Le seuil des 100 000 dollars colle à la peau du Bitcoin. C’est un chiffre rond, facile à retenir. Et il sert souvent de repère dans les récits de marché. Sauf qu’un détail change tout : l’inflation.
Le « vrai » 100 000 $ selon Galaxy
Si l’on corrige le prix du Bitcoin par l’inflation, il n’a en réalité jamais dépassé 100 000 dollars. Alex Thorn, responsable de la recherche chez Galaxy, affirme que le pic autour de 126 000 $ atteint début octobre se traduit par 99 848 $ en « dollars de 2020 ». Autrement dit, le cap symbolique reste juste hors de portée en valeur réelle. On est loin de 1 million de prédictions.
Ce calcul repose sur l’érosion progressive du pouvoir d’achat, mesurée via l’indice des prix à la consommation américain. Thorn explique avoir appliqué, publication après publication, la perte de valeur du dollar depuis 2020. L’idée n’est pas de chipoter sur un chiffre. L’idée est de rappeler que 100 000 $ en 2025 ne pèsent pas 100 000 $ en 2020.
Le résultat a un côté ironique. Le marché a bien vu un Bitcoin à plus de 100 000 $ en nominal. Mais en termes de panier de biens, il manque encore une marche. Ce décalage rend le débat moins émotionnel. Il ramène le prix à une question simple : qu’achète vraiment ce prix, aujourd’hui ?
Inflation : l’ennemi discret des records
Aux États-Unis, l’inflation a reculé par rapport au choc de 2022, mais elle n’a pas disparu.

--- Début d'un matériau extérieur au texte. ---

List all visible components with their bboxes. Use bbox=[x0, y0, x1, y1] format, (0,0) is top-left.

Sur douze mois, l’indice CPI progresse autour de 2,7% en novembre 2025, selon le Bureau of Labor Statistics. C’est « raisonnable » sur le papier. Mais l’addition sur plusieurs années, elle, reste lourde.

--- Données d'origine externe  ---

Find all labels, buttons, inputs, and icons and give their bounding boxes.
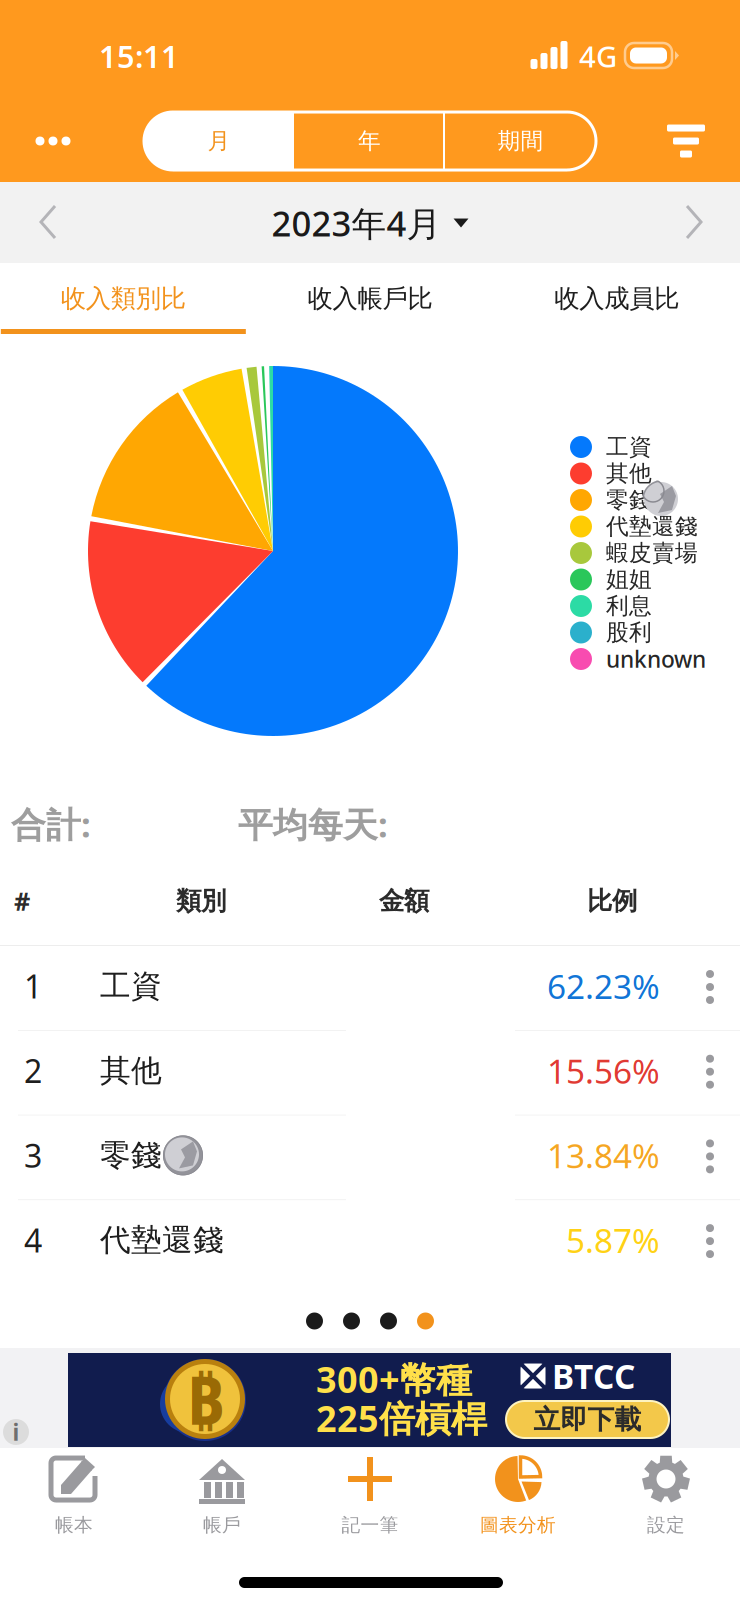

Entre 2020 et 2025, l’effet cumulé finit par faire bouger les repères psychologiques. Quand Thorn dit qu’un dollar n’achète plus ce qu’il achetait, il met le doigt sur une réalité concrète. Le même billet paie moins de carburant, moins de services, moins de tout. Et donc, un sommet nominal peut être un faux sommet en valeur réelle.
Cela change aussi la lecture des cycles. Beaucoup d’investisseurs pensent en « nouveaux records » comme on coche des cases. Or, avec l’inflation, la ligne d’arrivée se déplace. Le marché peut célébrer un ATH, tout en restant en retard sur le pouvoir d’achat. C’est frustrant. Mais c’est aussi plus honnête pour comparer les périodes.
Dollar en baisse, récit en hausse
Autre pièce du puzzle : le dollar lui-même. En 2025, la monnaie américaine s’est affaiblie face à un panier de devises, sur fond d’anticipations de baisses de taux et de doutes sur la trajectoire macro. Reuters évoque une année particulièrement mauvaise pour le billet vert.
Dans ce contexte, certains parlent de « debasement trade ». Le terme sonne agressif, mais l’intuition est simple. Quand une monnaie perd du pouvoir d’achat, on cherche des actifs qui résistent mieux. Or, le Bitcoin a été vendu pendant des années comme une sorte d’antidote monétaire. Même si la réalité est plus nuancée, le récit revient vite dès que le dollar vacille.
Le paradoxe, c’est que la faiblesse du dollar peut gonfler les prix nominaux des actifs, sans améliorer la richesse réelle. On peut voir le chiffre monter et se sentir plus riche. Puis constater, au moment de payer, que le monde a renchéri entre-temps. C’est exactement ce que met en scène l’argument de Thorn.
Pourquoi ce débat compte pour les investisseurs
Dire que le Bitcoin n’a “pas vraiment” franchi 100 000 $ ne signifie pas que le marché ment. Cela signifie qu’il faut préciser l’unité. Le nominal sert aux gros titres. Le réel sert à mesurer une performance économique. Mélanger les deux, c’est comme comparer des températures en Celsius et en Fahrenheit sans le dire.
Ce filtre « inflation » évite aussi des conclusions trop rapides. En octobre, Bitcoin a touché un sommet au-dessus de 126 000 $. Puis il a corrigé dans les semaines suivantes, retombant nettement plus bas. La volatilité fait partie du produit. Mais la lecture en dollars constants aide à distinguer un mouvement de marché d’une simple illusion monétaire.
Si l’inflation continue, le « vrai » 100 000 $ devient une cible mobile. Et c’est peut-être ça, le message le plus utile : pour juger le Bitcoin, il faut regarder au-delà des chiffres ronds. Le marché adore les symboles. La macroéconomie, elle, adore les détails.